Advogado diz que denúncias contra príncipe Andrew sobre abuso são falsas

Alan Dershowitz e filho da rainha Elizabeth II da Inglaterra tiveram seus nomes envolvidos num escândalo sexual

Por O Dia

Palácio de Buckingham negou envolvimento de Andrew no escândaloDivulgação

Londres - O advogado americano Alan Dershowitz, que viu seu nome envolvido em seu país com um suposto caso de abusos sexuais de menores, afirmou que as denúncias contra o príncipe Andrew, filho da rainha Elizabeth II da Inglaterra, são falsas. O Palácio de Buckingham, residência oficial da família real britânica, se viu obrigado na sexta-feira a desmentir qualquer relação do duque de York, terceiro filho da rainha, com um suposto caso de abusos nos EUA, no qual foi mencionado também Dershowitz.

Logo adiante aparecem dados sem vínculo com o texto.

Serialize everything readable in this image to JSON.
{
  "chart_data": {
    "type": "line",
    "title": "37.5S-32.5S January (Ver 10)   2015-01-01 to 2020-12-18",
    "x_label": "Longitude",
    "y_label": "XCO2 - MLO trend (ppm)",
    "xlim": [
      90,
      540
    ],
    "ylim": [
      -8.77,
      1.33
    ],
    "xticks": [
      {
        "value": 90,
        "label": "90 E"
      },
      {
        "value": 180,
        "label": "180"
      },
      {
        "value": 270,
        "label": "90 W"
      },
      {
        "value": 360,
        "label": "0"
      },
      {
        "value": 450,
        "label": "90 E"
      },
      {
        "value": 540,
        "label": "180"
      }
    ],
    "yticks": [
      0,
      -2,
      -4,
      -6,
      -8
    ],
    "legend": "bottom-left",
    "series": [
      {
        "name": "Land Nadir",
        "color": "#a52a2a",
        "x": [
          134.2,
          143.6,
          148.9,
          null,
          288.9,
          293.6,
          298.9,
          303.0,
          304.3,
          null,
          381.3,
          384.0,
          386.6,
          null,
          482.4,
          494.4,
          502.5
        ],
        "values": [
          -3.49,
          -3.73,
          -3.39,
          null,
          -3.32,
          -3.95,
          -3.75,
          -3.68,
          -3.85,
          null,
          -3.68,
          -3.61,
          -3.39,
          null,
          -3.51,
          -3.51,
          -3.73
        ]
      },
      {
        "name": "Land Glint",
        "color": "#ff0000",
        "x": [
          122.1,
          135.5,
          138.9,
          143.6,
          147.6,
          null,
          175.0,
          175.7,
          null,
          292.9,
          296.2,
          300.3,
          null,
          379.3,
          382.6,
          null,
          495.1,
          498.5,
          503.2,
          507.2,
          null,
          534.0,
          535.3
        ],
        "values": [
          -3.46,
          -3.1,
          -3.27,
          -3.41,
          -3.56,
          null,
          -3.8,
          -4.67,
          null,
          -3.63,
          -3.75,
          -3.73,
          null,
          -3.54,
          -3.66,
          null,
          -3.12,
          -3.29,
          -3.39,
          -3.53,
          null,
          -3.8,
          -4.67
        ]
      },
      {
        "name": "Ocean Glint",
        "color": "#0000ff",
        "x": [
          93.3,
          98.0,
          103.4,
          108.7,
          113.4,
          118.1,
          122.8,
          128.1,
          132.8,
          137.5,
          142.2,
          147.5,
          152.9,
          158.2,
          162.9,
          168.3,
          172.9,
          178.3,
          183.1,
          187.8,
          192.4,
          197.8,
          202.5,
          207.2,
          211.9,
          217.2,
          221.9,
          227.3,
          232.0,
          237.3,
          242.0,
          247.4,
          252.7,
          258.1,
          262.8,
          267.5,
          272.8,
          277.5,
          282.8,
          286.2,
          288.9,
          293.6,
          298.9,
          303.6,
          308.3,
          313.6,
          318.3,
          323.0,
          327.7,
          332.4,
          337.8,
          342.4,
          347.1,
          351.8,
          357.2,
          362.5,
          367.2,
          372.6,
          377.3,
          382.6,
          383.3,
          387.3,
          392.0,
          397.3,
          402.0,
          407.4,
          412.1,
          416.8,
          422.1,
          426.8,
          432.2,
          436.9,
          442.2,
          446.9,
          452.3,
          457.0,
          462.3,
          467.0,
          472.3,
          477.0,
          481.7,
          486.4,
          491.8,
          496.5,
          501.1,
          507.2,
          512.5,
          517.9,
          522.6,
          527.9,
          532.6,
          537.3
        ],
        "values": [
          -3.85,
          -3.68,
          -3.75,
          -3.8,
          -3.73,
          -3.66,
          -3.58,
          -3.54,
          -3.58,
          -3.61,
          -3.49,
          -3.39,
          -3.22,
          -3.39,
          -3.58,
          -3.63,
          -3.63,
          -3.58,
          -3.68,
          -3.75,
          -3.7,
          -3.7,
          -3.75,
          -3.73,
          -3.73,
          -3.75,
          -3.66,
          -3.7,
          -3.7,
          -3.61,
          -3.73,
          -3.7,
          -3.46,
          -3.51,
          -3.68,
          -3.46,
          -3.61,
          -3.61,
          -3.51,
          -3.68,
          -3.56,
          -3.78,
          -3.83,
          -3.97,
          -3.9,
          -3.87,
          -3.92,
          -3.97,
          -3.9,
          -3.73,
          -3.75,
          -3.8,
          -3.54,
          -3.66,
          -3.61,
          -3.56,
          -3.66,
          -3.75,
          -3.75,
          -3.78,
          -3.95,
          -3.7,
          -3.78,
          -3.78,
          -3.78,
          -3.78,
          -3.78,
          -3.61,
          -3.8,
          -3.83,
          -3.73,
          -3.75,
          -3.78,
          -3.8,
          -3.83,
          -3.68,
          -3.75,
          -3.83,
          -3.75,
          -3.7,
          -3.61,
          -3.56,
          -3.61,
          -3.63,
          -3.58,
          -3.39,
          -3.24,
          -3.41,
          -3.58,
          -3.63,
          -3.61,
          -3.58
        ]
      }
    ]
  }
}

Em declarações neste sábado à "BBC", o advogado disse que não se deve acreditar no que disse a mulher que fez estas denúncias. Dershowitz e o príncipe foram mencionados em documentos legais apresentados em um tribunal da Flórida e vinculados com o caso legal contra o milionário financeiro Jeffrey Epstein. A mulher afirma que Epstein a obrigou a manter relações sexuais com o duque de York quando tinha 17 anos, algo categoricamente negado pelo palácio de Buckingham. Segundo a mulher, cuja identidade não foi revelada, as relações ocorreram em três ocasiões, em Londres, Nova York e em uma ilha privada do Caribe propriedade de Epstein, entre 1999 e 2002, informam os meios de comunicação britânicos.

"Meu sentimento é que se ela mentiu sobre mim, algo do qual estou absolutamente seguro, não se deve acreditar sobre (o que diz de) ninguém mais", afirmou o advogado à "Rádio 4 da BBC". "Sabemos que mentiu sobre outras figuras públicas, incluindo um ex-primeiro-ministro e outros, que ela afirma terem participado de atividades sexuais, portanto temos que presumir que todas as afirmações contra o príncipe Andrew são também falsas", acrescentou.

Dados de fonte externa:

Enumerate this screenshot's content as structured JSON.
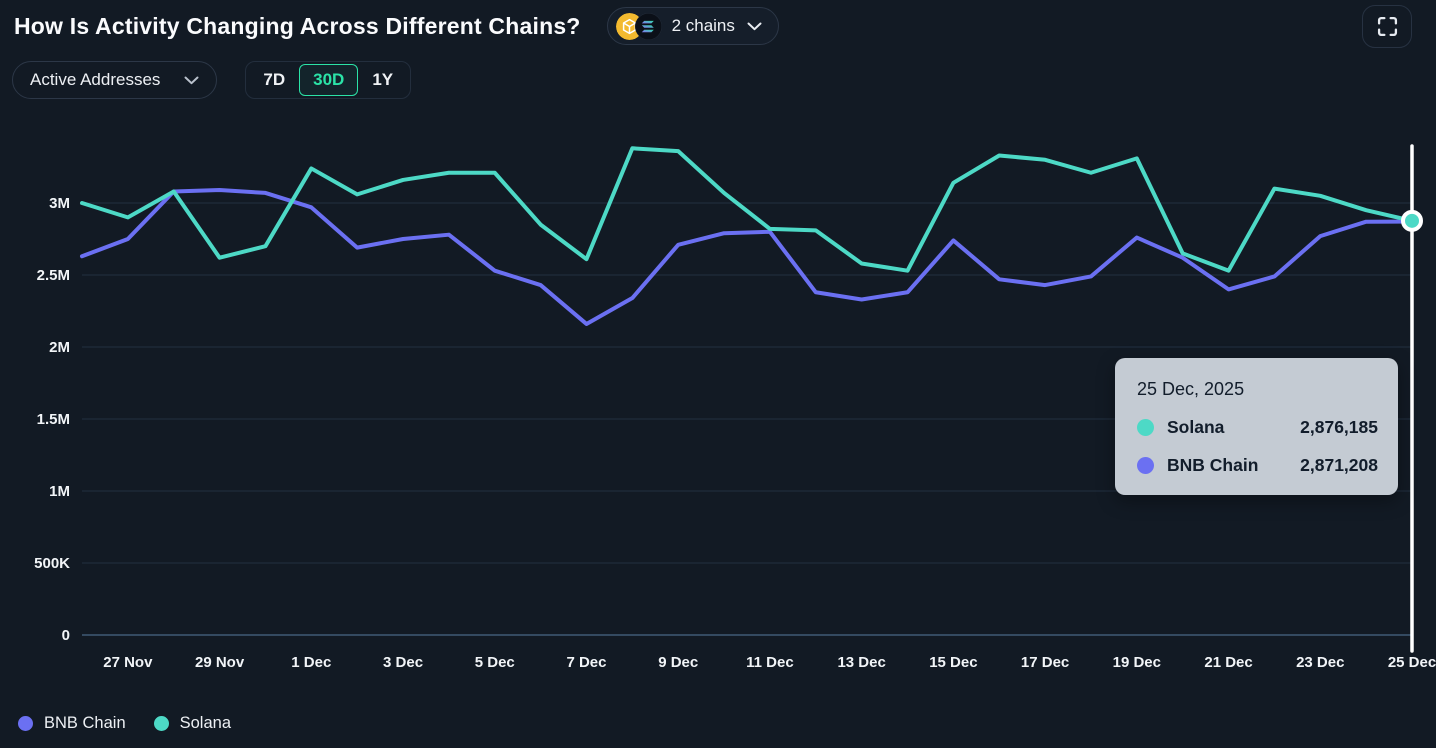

A denunciante alega que o banqueiro americano Jeffrey Epstein, amigo pessoal de Andrés e que foi condenado em 2008 a um ano e meio de prisão por prostituição de menores, a apresentou a "amigos ricos e poderosos" como uma "escrava sexual". Nesse sentido, o palácio de Buckingham disse que isto "se relaciona com um longo processo civil nos Estados Unidos, no qual o duque de York não está envolvido".

"Por isso, não podemos comentar nada em detalhes. No entanto, para evitar qualquer tipo de dúvidas, qualquer sugestão de ações inadequadas com jovens menores de idade é categoricamente falsa", acrescentou.

O príncipe Andrew é o terceiro filho da rainha Elizabeth II, irmão menor do príncipe Charles, e atualmente é o quinto na linha de sucessão do trono britânico. Esta denúncia é a primeira que pode envolver o príncipe na rede de prostituição de menores de Jeffrey Epstein, que em 2008 reconheceu sua culpabilidade em dois dos casos nos quais estava envolvido.

O duque de York é uma das figuras mais controversas da família real britânica. Em 2011, o príncipe foi retirado do posto de enviado especial do Reino Unido para atrair investimentos estrangeiros ao país após ser revelada sua amizade com Epstein e depois que a imprensa revelasse suas altas despesas às custas dos contribuintes britânicos.